The difficulty, to a large extent, is anonymity. How can you trust a random person whose taste and judgment (and possible bias) you don’t know? Is he actually the author’s brother-in-law, hiding behind a fictional persona? Is he a deplorable with execrable taste? With a full-length review you can sometimes make a reasonable decision, based on the quality and the content of the writing. With a known reviewer you can compare their past reviews with your own reactions to the items being reviewed, and that helps. (BTW, although I’m talking primarily about books here, it’s even more of an issue when it comes to restaurant reviews. You remember restaurants? Those places where we used to go to eat and socialize? If the reviewer raves about Burger King, say, then you know what to do with their other reviews.)
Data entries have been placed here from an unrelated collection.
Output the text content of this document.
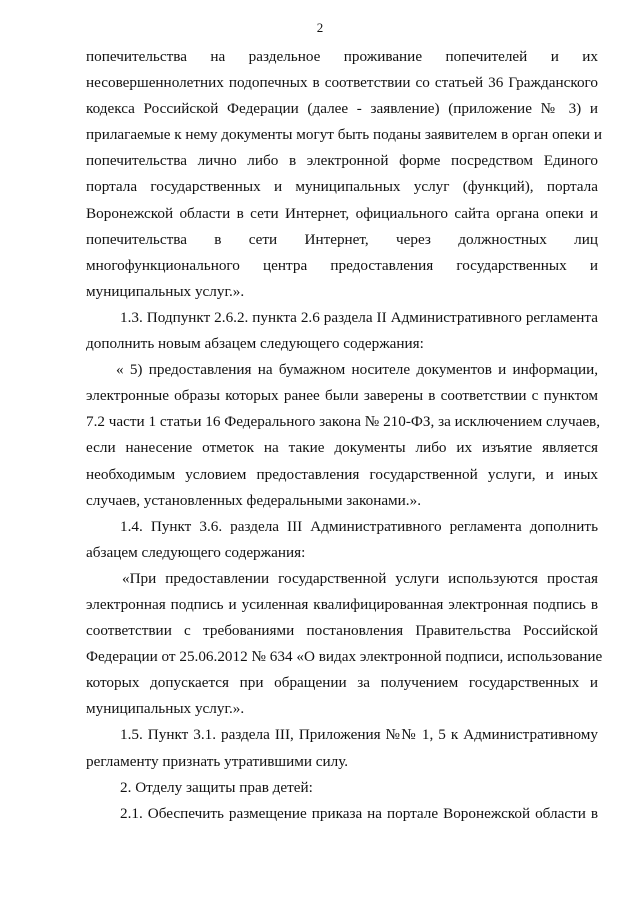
2
попечительства на раздельное проживание попечителей и их
несовершеннолетних подопечных в соответствии со статьей 36 Гражданского
кодекса Российской Федерации (далее - заявление) (приложение № 3) и
прилагаемые к нему документы могут быть поданы заявителем в орган опеки и
попечительства лично либо в электронной форме посредством Единого
портала государственных и муниципальных услуг (функций), портала
Воронежской области в сети Интернет, официального сайта органа опеки и
попечительства в сети Интернет, через должностных лиц
многофункционального центра предоставления государственных и
муниципальных услуг.».
1.3. Подпункт 2.6.2. пункта 2.6 раздела II Административного регламента
дополнить новым абзацем следующего содержания:
« 5) предоставления на бумажном носителе документов и информации,
электронные образы которых ранее были заверены в соответствии с пунктом
7.2 части 1 статьи 16 Федерального закона № 210-ФЗ, за исключением случаев,
если нанесение отметок на такие документы либо их изъятие является
необходимым условием предоставления государственной услуги, и иных
случаев, установленных федеральными законами.».
1.4. Пункт 3.6. раздела III Административного регламента дополнить
абзацем следующего содержания:
«При предоставлении государственной услуги используются простая
электронная подпись и усиленная квалифицированная электронная подпись в
соответствии с требованиями постановления Правительства Российской
Федерации от 25.06.2012 № 634 «О видах электронной подписи, использование
которых допускается при обращении за получением государственных и
муниципальных услуг.».
1.5. Пункт 3.1. раздела III, Приложения №№ 1, 5 к Административному
регламенту признать утратившими силу.
2. Отделу защиты прав детей:
2.1. Обеспечить размещение приказа на портале Воронежской области в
There are, of course, other reasons to avoid customer reviews on Amazon — or Yelp or whatever; I’m just picking on Amazon because I happen to have read a bunch of reviews there yesterday, some for books and some for various consumer items. In the case of books you really don’t want spoilers, which are rife on Amazon. In the case of kitchen supplies and model railroad materials, you don’t know whether a reviewer just happened to have received a lemon. Worse yet is the reviewer who gives a product a one-star review because it arrived late!
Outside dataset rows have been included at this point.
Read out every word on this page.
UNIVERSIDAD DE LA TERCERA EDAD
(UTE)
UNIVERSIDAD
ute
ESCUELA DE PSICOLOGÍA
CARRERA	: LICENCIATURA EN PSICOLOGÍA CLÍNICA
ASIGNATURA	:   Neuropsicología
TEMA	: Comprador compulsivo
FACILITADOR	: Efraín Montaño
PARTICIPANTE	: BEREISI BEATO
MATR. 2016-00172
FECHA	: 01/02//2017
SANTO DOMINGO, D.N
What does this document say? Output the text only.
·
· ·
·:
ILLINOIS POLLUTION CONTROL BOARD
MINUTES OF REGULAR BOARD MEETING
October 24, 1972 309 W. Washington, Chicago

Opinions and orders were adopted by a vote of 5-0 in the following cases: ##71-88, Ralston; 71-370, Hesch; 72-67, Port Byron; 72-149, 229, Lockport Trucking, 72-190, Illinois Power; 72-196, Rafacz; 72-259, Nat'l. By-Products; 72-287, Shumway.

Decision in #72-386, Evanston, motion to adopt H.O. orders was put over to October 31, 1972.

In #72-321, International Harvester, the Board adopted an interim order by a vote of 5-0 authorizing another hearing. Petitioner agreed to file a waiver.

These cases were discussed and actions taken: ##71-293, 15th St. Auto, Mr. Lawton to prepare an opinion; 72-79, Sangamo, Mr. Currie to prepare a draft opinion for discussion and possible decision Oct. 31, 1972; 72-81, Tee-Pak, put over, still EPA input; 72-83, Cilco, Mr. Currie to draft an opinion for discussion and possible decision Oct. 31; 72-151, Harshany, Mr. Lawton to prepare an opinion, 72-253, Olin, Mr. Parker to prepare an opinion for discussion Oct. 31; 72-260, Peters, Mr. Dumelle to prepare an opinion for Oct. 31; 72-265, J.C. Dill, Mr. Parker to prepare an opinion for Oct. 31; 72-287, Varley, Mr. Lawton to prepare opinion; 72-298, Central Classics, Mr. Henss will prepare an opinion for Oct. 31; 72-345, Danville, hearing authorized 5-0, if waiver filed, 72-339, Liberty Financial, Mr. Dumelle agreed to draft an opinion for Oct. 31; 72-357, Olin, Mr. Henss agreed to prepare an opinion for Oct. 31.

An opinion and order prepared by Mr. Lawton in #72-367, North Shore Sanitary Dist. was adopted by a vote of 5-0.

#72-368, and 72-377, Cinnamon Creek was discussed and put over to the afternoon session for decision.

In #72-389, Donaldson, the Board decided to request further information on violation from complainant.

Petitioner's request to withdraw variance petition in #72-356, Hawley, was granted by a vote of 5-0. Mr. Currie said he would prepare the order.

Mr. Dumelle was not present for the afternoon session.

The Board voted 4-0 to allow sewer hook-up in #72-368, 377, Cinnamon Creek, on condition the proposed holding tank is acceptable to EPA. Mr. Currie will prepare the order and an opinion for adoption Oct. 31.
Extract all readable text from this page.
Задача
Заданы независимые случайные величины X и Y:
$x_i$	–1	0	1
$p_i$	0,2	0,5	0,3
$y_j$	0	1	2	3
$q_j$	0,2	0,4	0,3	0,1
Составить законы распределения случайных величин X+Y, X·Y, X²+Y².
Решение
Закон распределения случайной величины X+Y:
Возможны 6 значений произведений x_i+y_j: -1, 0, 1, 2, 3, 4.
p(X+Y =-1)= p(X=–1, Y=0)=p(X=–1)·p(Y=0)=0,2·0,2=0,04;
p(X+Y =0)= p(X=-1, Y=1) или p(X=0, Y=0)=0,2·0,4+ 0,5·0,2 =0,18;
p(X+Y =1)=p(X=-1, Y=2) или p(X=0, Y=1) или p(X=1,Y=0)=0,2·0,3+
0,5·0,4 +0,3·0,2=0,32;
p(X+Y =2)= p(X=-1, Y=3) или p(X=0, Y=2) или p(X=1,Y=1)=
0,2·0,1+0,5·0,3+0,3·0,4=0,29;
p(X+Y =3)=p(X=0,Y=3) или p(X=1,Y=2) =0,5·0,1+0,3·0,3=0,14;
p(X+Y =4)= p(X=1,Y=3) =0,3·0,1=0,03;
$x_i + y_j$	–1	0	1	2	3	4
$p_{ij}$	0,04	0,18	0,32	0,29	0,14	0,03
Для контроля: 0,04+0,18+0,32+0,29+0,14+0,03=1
Fortunately there’s a (partial) solution in the case of Amazon: ReviewMeta! This site attempts to filter out fake reviews (like those from the author’s brother-in-law) and adds a layer of judgment to the information posted by customers and non-customers. Of course this still requires a decision on your part, but at least it provides more data for you. Give it a try; it couldn’t hoit, as they say.

Perhaps the best solution is to simply stop reading non-professional reviews (except for mine, of course). And there are always pearls mixed in among the plastic, to quote a terrible metaphor. But how do you identify them?